Partitioning by constructor

It’s not unusual in Scala to want to take a collection with items of some algebraic data type and partition its elements by their constructors. In this Stack Overflow question, for example, we’re given a type for fruits:

sealed trait Fruit

case class Apple(id: Int, sweetness: Int) extends Fruit
case class Pear(id: Int, color: String) extends Fruit

The goal is to be able to take a collection of fruits and split it into two collections—one of apples and one of pairs.

def partitionFruits(fruits: List[Fruit]): (List[Apple], List[Pear]) = ???

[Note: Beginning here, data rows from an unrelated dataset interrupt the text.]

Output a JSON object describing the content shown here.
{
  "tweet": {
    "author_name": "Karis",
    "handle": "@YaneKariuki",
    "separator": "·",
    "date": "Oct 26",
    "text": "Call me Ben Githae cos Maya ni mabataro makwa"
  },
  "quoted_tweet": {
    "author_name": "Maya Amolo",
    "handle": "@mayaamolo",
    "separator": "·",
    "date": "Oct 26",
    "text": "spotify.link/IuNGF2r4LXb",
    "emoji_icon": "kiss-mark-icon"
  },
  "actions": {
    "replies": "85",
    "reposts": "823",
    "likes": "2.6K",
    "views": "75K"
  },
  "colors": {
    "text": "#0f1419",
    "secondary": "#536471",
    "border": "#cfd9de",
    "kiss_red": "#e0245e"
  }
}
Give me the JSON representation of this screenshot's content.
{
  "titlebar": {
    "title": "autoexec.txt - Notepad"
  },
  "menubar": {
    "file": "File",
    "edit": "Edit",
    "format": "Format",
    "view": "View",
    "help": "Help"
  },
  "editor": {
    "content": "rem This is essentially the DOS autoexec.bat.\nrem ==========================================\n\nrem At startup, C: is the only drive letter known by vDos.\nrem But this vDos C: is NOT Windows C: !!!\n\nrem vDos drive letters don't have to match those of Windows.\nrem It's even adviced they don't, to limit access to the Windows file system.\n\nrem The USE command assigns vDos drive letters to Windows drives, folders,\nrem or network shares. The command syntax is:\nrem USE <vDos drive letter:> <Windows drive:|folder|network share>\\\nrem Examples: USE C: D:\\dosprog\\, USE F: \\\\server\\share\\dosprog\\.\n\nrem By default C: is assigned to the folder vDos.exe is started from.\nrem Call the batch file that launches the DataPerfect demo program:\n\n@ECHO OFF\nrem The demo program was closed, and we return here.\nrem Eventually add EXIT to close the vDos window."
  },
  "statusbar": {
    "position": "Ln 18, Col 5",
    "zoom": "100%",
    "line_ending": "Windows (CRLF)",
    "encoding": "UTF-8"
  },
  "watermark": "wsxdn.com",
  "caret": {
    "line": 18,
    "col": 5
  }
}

It’s pretty easy to use collect to solve this problem for particular cases. It’s a little trickier when we start thinking about what a more generic version of such a method would look like—we want to take a collection of items of some arbitrary algebraic data type and return a n-tuple whose elements are collections of items of each of that ADT’s constructors (and let’s require them to be typed as specifically as possible, since this is Scala). It’s not too hard to imagine how you could write a macro that would perform this operation, but it’d be messy and would probably end up feeling kind of ad-hoc (at least without a lot of additional work and thinking).

Fortunately we’ve got Shapeless 2.0, where Miles Sabin and co. have written the macros for us so we can keep our hands clean.

The key here is the Generic type class, which makes the coproduct-iness of the ADT something we can work with explicitly:

import shapeless._

trait Partitioner[C <: Coproduct] extends DepFn1[List[C]] { type Out <: HList }

object Partitioner {
  type Aux[C <: Coproduct, Out0 <: HList] = Partitioner[C] { type Out = Out0 }

  implicit def cnilPartitioner: Aux[CNil, HNil] = new Partitioner[CNil] {
    type Out = HNil

    def apply(c: List[CNil]): Out = HNil
  }

  implicit def cpPartitioner[H, T <: Coproduct, OutT <: HList](implicit
    cp: Aux[T, OutT]
  ): Aux[H :+: T, List[H] :: OutT] = new Partitioner[H :+: T] {
    type Out = List[H] :: OutT

    def apply(c: List[H :+: T]): Out =
      c.collect { case Inl(h) => h } :: cp(c.collect { case Inr(t) => t })
  }
}

def partition[A, C <: Coproduct, Out <: HList](as: List[A])(implicit
  gen: Generic.Aux[A, C],
  partitioner: Partitioner.Aux[C, Out],
  tupler: ops.hlist.Tupler[Out]
) = tupler(partitioner(as.map(gen.to)))

And now if we’ve got some fruits:

val fruits: List[Fruit] = List(
  Apple(1, 10),
  Pear(2, "red"),
  Pear(3, "green"),
  Apple(4, 6),
  Pear(5, "purple")
)

We can write the following:

scala> val (apples, pears) = partition(fruits)
apples: List[Apple] = List(Apple(1,10), Apple(4,6))
pears: List[Pear] = List(Pear(2,red), Pear(3,green), Pear(5,purple))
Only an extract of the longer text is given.